No. Fixation, when performed according to CARTANA’s recommendations, does not affect ISS sensitivity or resolution. However, in the case of FFPE samples, it can be that suboptimal RNA integrity in archival samples affects the overall performance of the assay.

What are CARTANA’s recommendations for Fixed Frozen tissue samples?

For Fixed Frozen tissue samples, we recommend preparing samples as below:

  1. Perfuse animal with 3.7% PFA (optional)
  2. Post-fix samples in 3.7% PFA for 24 hours at 4°C
  3. Cryo-protect samples with a sucrose gradient
  4. Embed sample in OCT and store at -80°C (for up to 6 months, for optimal RNA preservation)

For Fixed Frozen tissue samples, we recommend working with 10-14 µm sections.
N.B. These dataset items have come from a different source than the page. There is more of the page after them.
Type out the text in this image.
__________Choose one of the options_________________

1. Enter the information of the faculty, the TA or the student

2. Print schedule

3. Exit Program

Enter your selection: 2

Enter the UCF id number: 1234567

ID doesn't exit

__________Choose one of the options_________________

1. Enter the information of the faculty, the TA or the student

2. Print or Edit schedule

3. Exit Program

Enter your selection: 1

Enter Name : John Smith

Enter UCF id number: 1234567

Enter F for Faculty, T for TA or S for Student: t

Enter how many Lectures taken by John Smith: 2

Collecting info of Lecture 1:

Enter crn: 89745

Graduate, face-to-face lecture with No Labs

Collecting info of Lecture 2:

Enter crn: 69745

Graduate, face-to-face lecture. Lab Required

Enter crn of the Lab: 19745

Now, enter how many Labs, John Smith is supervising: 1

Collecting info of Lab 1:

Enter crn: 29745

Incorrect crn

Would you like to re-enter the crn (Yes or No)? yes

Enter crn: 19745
Furthermore, we recommend to work with SuperFrost Slides for all tissue sample preparation methods.

How long can you store Fresh Frozen tissue sections at -80°C before performing the assay?

We recommend cutting fresh sections when possible. If storage is needed, we recommend storing sections for up to 4 weeks at -80°C. After this period of time, RNA preservation might be affected.

What is the largest slide area that you can take?

Using CARTANA ISS, you can use any sample size to perform the experiment as far as it is within a microscope slide format (25×75 mm). This is a hardware limitation since this is defined by the microscope stage or imaging device format. However, please note that we consider one sample as 1 cm2 and you will need to calculate the reagents needed as well as the overall imaging and image processing time according to your sample size.

Is there a minimum requirement of RNA quality (RIN number) in order to get reasonable signal?

Fixation conditions, when performed according to CARTANA’s recommendations, do not affect ISS sensitivity or resolution. However, in the case of FFPE samples, suboptimal RNA integrity in archival samples may affect the overall performance of the assay. This is mainly due to variable handling, fixation and storage conditions. For these reasons, we recommend using quality control probes included in the CARTANA HS Library Preparation Kit to validate your samples. Detecting RPLP0 (low expressor) allows you to assess the RNA quality in your samples. Ideally for CARTANA ISS, we would need a RIN value >7 for optimal results. However, we know we can still work on samples with RIN values between 5.5 and 7 but lower performance is expected.